CHARLESTON — A federal lawsuit alleges the makers of Juul electronic cigarettes intentionally have marketed their products to children.
“They make it look cool and sleek,” said Brett Preston, one of the attorneys who filed the case Aug. 13 in federal court in Charleston. “It’s all over the place. There is no denying it’s a major problem. The CDC already has called it an epidemic.”
The 65-page potential class action, filed by a mother only identified as R.E. on behalf of her child identified as P.K.E., details the history of electronic cigarettes and how the companies allegedly target youth. It lists Juul Labs Inc., Altria Group Inc. and Philip Morris USA Inc. as defendants. P.K.E. is described as a 16-year-old addicted to Juul e-cigarettes.
Preston said these companies use many of the same strategies that cigarette companies did for years to promote their products to teens and pre-teens.
“It’s exactly like that,” Preston told The West Virginia Record. “It’s the same playbook. The issues here have been around for a long time. Combustible cigarette companies wrote a whole playbook on how to keep a steady supply of customers. It all was sealed in the landmark tobacco litigation, but it was reopened. These guys admittedly went and got that playbook.”

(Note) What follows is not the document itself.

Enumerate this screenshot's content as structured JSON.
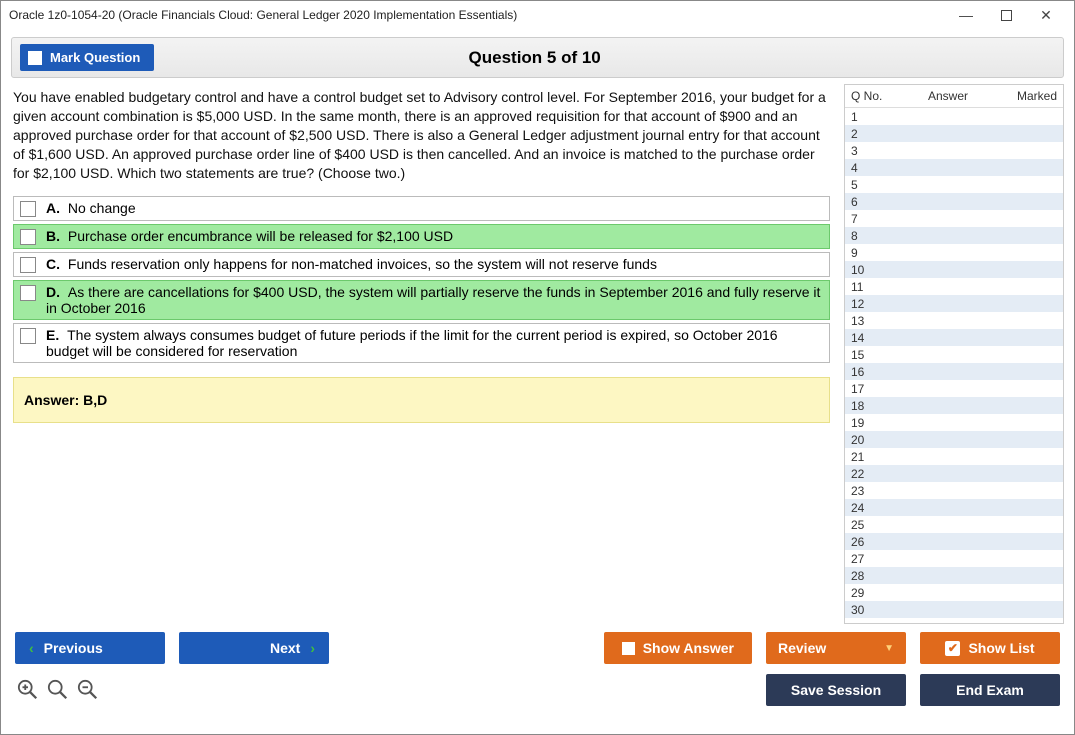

In addition to Preston, fellow Preston & Salango attorneys Ben Salango and Dan R. Snuffer are listed as plaintiffs attorneys as well as Scott Segal and C. Edward Amos II from The Segal Law Firm.
Preston said there are several similar lawsuits across the country.
“There are a lot of lawsuits filed already, but it’s just the tip of the iceberg of what’s to come,” Preston said. “I’m aware of two classes filed – one in California, one in Florida – seeking to cover all users. Kids, new smokers, those trying to kick addiction. That seems like a tall order to me. I don’t know if you’re serving anybody very well if you’re trying to serve everybody.
“The bottom line is that we don’t want our kids getting addicted to nicotine. We’re just trying to get these out of the hands of all of our kids’ friends.”
Preston said Juul’s recently has started a marketing strategy targeted at youth cessation.
“They point to that and say they’re not trying to market toward kids,” Preston told The Record. “One, they just put it in place. Two, there are ads marketing to kids. So, are they doing this because they’re a benevolent company or did their crisis control people tell them to get ahead of the issue?
“I mean, kids already are developing a deceptive personality because of these. They’re trying to sneak around and hide it from their parents.
“The bottom line is I don’t think very many people are going to come down and say this lawsuit is a bad idea. I’ve never seen anything this unhealthy and this bad spread so fast. It’s the biggest wave of addiction I’ve ever seen.”
The complaint mirrors Preston’s comments.
“Because Juul’s marketing turned the Juul into a status symbol for teens, the acute nicotine addiction a Juul fosters is frequently reinforced by the idea – which Juul spread – that Juul use is what ‘cool’ popular kids do in high school,” the lawsuit states. “As a result, the medical community has found itself ill-equipped to develop a treatment for Juul-addicted youth. …
“The teen vaping epidemic was by design, not by accident.”
The complaint claims Juul’s purpose is to foster and maintain nicotine addiction, saying Juul manipulates its nicotine formulation to make it attractive to youth and non-smokers and more potent and addictive than cigarettes.
It also alleges Juul has deceptively marketed its e-cigarettes as an alternative to cigarettes “when it is more potent and more addictive than cigarettes.” Also, it claims Juul falsely represents that Juul pods contain the nicotine equivalent of a pack of cigarettes “when they actually deliver a particularly potent dose of nicotine.”
The complaint says Juul intends to continue to deceive consumers about nicotine content despite its recent “Switch” campaign suggesting Juul is a smoking cessation device and that it is a cost-effective alternative to smoking.
It says Juul relies on viral marketing campaigns to draw new young users, including flavors, free giveaways at live social events and the paid use of third-party “influencers.”
“Defendants use fraudulent and deceptive youth marketing business practices,” the complaint states. “They exploit themes that resonate with teenagers while falsely denying doing so.”
The five-count complaint accuses the defendants of negligent and reckless misconduct, tort of outrage, unjust enrichment, fraud and statute violations. It seeks compensatory and punitive damages, actual damages, restitution, statutory damages, pre- and post-judgment interest, attorney fees and expenses, court costs and other relief.
In addition, it seeks to prohibit and restrain defendants from altering, deleting or destroying records, an order enjoining them from engaging in unlawful conduct and practices and an order certifying the potential class.
“JUUL Labs is committed to eliminating combustible cigarettes, the number one cause of preventable death in the world,” Ted Kwong, a spokesman for Juul, told The Record. “Our product is intended to be a viable alternative for current adult smokers only. We do not want non-nicotine users, especially youth, to ever try our product.
Regarding this lawsuit, Kwong said, “To the extent this case alleges otherwise, it is without merit and we will defend our mission throughout this process.”